Mi chiudo la giacca sui seni scoperti. Dove sono? Al parco. Mi sento male… mi sento male proprio nel senso che mi sento svenire… e non soltanto per il dolore fisico in tutto il corpo, ma per la rabbia, per l’umiliazione, per lo schifo… per le mille sputate che mi son presa nel cervello… per… quello che mi sento uscire. Mi appoggio a un albero… mi fanno male anche i capelli… certo me li tiravano per tenermi ferma la testa. Mi passo una mano sulla faccia… è sporca di sangue.

Alzo il bavero della giacca e vado. Cammino… cammino non so per quanto tempo. Non so dove sbattere, a casa no, a casa no. Poi… senza neanche accorgermene, mi trovo all’improvviso davanti al Palazzo della Questura.
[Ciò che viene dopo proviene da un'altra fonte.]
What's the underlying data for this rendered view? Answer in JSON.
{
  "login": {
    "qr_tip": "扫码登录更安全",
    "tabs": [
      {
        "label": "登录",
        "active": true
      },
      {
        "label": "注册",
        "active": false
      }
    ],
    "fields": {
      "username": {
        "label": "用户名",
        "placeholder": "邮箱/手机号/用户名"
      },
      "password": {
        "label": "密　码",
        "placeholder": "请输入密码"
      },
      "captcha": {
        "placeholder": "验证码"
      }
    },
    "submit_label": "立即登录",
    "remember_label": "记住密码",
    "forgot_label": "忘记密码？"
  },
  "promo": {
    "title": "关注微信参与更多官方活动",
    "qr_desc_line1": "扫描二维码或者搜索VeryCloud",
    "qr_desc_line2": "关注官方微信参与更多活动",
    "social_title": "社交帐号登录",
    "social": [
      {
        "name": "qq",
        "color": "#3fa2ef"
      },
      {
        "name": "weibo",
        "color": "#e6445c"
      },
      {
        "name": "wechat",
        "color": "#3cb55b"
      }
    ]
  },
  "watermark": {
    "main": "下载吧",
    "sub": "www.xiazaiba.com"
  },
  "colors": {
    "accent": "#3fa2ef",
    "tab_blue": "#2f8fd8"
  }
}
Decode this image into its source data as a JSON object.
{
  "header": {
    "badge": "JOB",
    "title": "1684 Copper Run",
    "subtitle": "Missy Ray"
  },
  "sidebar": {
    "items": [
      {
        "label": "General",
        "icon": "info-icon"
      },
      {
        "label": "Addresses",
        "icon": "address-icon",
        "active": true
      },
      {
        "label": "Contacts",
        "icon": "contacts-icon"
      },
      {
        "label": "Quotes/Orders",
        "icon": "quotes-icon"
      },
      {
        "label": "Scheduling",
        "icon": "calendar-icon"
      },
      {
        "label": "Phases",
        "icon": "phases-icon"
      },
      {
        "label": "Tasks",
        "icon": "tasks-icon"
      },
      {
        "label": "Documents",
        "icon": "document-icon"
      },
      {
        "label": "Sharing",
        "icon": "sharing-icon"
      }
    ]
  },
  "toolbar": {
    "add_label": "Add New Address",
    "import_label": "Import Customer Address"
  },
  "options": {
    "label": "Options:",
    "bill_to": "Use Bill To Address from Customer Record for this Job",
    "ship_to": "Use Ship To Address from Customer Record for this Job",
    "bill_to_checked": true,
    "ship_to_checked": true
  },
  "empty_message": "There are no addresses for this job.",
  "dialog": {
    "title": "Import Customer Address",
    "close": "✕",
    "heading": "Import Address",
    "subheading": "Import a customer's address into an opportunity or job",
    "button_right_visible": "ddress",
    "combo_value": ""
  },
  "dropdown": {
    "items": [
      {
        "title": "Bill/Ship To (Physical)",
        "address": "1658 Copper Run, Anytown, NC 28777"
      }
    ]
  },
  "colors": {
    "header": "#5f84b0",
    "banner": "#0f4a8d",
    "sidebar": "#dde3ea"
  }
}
Sto appoggiata al muro della casa di fronte, non so per quanto tempo sto a guardarmi quell’ingresso. Le persone che vanno, che vengono, i poliziotti in divisa, penso a quello che dovrei affrontare se entrassi ora… penso alle domande, penso ai mezzi sorrisi, penso e ci ripenso, poi mi decido… Vado a casa, vado a casa. Li denuncerò domani.